In the Drosophila optic lobes, ~250 neuronal types organized as 800 columns process the inputs from 800 unit-eyes. Neural stem cells in the medulla sequentially express a series of temporal transcription factors (tTFs), producing at each temporal window different neurons that innervate each of the 800 columns. We used single-cell mRNA sequencing to identify the tTFs that specify most medulla neurons. Each tTF regulates the progression of the series by activating the next tTF and repressing the previous one. Furthermore, the neuroepithelium that generates these stem cells is patterned into subdomains by spatial TFs: Although the series of tTFs is the same in stem cells originating from all spatial domains, the neurons they produce differ. Therefore, the integration of temporal and spatial patterning as well as Notch status, are sufficient to explain the generation of the entire neuronal diversity in this brain region.
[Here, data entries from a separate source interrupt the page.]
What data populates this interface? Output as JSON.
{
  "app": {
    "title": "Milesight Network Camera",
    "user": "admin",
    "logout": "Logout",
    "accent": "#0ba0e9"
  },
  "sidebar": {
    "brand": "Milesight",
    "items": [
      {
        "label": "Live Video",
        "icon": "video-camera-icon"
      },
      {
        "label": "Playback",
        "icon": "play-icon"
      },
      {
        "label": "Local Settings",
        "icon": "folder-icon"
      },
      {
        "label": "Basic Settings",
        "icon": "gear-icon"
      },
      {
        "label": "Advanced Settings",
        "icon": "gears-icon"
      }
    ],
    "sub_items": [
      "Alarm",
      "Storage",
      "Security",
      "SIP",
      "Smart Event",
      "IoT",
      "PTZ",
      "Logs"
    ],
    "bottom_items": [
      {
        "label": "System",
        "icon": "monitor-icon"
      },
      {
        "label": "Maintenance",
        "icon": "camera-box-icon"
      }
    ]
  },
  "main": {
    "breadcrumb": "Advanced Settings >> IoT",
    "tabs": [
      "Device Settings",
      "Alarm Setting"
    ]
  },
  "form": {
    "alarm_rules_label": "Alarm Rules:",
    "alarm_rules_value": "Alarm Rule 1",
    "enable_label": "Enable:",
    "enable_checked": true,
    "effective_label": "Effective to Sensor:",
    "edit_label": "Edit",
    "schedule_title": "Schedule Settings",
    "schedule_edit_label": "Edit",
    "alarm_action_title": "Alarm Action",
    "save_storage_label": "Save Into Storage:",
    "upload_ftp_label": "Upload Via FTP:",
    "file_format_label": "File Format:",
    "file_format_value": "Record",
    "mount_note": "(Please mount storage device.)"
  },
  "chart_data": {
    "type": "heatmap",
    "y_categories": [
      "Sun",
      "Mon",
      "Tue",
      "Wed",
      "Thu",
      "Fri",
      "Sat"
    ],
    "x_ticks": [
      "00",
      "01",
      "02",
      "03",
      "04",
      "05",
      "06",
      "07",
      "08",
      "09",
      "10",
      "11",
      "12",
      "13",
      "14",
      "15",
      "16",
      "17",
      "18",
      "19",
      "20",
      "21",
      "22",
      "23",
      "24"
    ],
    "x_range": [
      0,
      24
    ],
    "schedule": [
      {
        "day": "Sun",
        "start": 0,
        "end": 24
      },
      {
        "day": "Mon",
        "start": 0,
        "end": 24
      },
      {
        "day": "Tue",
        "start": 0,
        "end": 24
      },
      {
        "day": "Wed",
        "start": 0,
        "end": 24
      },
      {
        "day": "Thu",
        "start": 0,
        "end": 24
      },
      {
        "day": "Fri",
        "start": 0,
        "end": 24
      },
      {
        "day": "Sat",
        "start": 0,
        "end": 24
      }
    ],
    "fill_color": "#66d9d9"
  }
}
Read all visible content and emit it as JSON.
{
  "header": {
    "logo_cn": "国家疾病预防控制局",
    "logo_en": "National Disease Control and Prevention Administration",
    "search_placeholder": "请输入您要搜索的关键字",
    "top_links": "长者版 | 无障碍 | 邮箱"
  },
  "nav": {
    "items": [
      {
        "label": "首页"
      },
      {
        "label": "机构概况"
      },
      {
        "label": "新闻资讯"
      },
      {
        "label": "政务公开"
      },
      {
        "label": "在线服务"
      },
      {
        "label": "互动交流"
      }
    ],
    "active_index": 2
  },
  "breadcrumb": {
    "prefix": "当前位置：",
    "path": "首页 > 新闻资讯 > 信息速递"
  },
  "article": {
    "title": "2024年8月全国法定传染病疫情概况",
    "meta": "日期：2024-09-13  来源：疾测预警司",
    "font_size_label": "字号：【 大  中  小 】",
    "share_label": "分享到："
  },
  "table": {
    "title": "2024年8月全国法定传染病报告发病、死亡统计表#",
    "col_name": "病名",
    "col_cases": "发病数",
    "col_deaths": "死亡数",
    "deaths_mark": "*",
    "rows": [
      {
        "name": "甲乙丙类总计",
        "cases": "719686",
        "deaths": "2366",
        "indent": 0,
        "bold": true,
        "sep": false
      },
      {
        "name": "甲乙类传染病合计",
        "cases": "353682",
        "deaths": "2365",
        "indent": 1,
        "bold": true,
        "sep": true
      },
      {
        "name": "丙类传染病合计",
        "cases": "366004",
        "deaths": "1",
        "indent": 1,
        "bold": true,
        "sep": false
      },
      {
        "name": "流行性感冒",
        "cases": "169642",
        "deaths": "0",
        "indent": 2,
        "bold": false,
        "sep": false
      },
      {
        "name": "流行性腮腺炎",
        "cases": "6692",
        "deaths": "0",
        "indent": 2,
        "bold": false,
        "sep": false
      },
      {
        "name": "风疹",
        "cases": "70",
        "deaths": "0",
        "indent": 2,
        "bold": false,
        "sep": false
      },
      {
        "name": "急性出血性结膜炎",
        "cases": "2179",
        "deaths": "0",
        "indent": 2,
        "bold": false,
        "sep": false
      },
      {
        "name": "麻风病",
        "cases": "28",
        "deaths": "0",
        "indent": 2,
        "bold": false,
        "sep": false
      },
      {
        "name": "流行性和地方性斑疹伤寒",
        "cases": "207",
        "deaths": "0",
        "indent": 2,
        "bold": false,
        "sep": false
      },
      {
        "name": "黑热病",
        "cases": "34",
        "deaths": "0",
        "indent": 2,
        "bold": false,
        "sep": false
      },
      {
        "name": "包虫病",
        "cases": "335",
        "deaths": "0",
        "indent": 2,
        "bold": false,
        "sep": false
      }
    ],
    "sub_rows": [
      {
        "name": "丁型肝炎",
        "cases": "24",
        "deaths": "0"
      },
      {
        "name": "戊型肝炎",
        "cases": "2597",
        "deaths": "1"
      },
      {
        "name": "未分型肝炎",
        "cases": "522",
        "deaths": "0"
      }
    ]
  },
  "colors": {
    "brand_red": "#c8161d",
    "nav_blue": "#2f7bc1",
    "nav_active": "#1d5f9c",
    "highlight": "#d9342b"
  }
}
Finally, we will show how diversity in the brain can evolve to affect specific sensory functions in different species. I will describe the dramatically increased diversity in the mushroom body in ants as compared to flies, as ants rely extensively on pheromones rather than vision for their social life.

About Claude Desplan

Claude Desplan is a Silver Professor of Biology and Neuro-science at NYU and an Affiliate Professor at the CGSB at NYU in Abu Dhabi. Dr. Desplan was born in Algeria and was trained at the Ecole Normale Supérieure in St. Cloud, France.  He received his DSc at INSERM in Paris in 1983 working with M.S. Moukhtar and M. Thomasset on calcium regulation.  In 1984, he joined Pat O’Farrell at UCSF as a postdoc where he demonstrated that the homeodomain, a conserved signature of many developmental genes, is a DNA binding motif.  In 1987, he joined the Faculty of Rockefeller University as an HHMI Assistant/Associate Investigator to pursue structural studies of the homeodomain and the evolution of axis formation.
In 1999, Dr. Desplan joined NYU where he investigates the generation of neural diversity using the Drosophila visual system. His team has described the molecular mechanisms that pattern the eye and showed how stochastic decisions contribute to the diversification of photoreceptors. It also investigates the development and function of the optic lobes where neuronal diversity is generated by spatio-temporal patterning of neuroblasts, a mechanism that also applies to cortical development in mammals. Recently, his lab has also provided a functional understanding of the neuronal and computational mechanisms underlying motion detection.
His laboratory also uses ‘evo-devo’ approaches to understand the mechanisms by which sensory systems adapt to different ecological conditions, from flies to butterflies to ants.

Dr. Desplan serves on multiple scientific advisory boards and committees for funding agencies.  He is an elected member of the AAAS, of EMBO, the New York Academy of Sciences as well as the US National Academy of Sciences.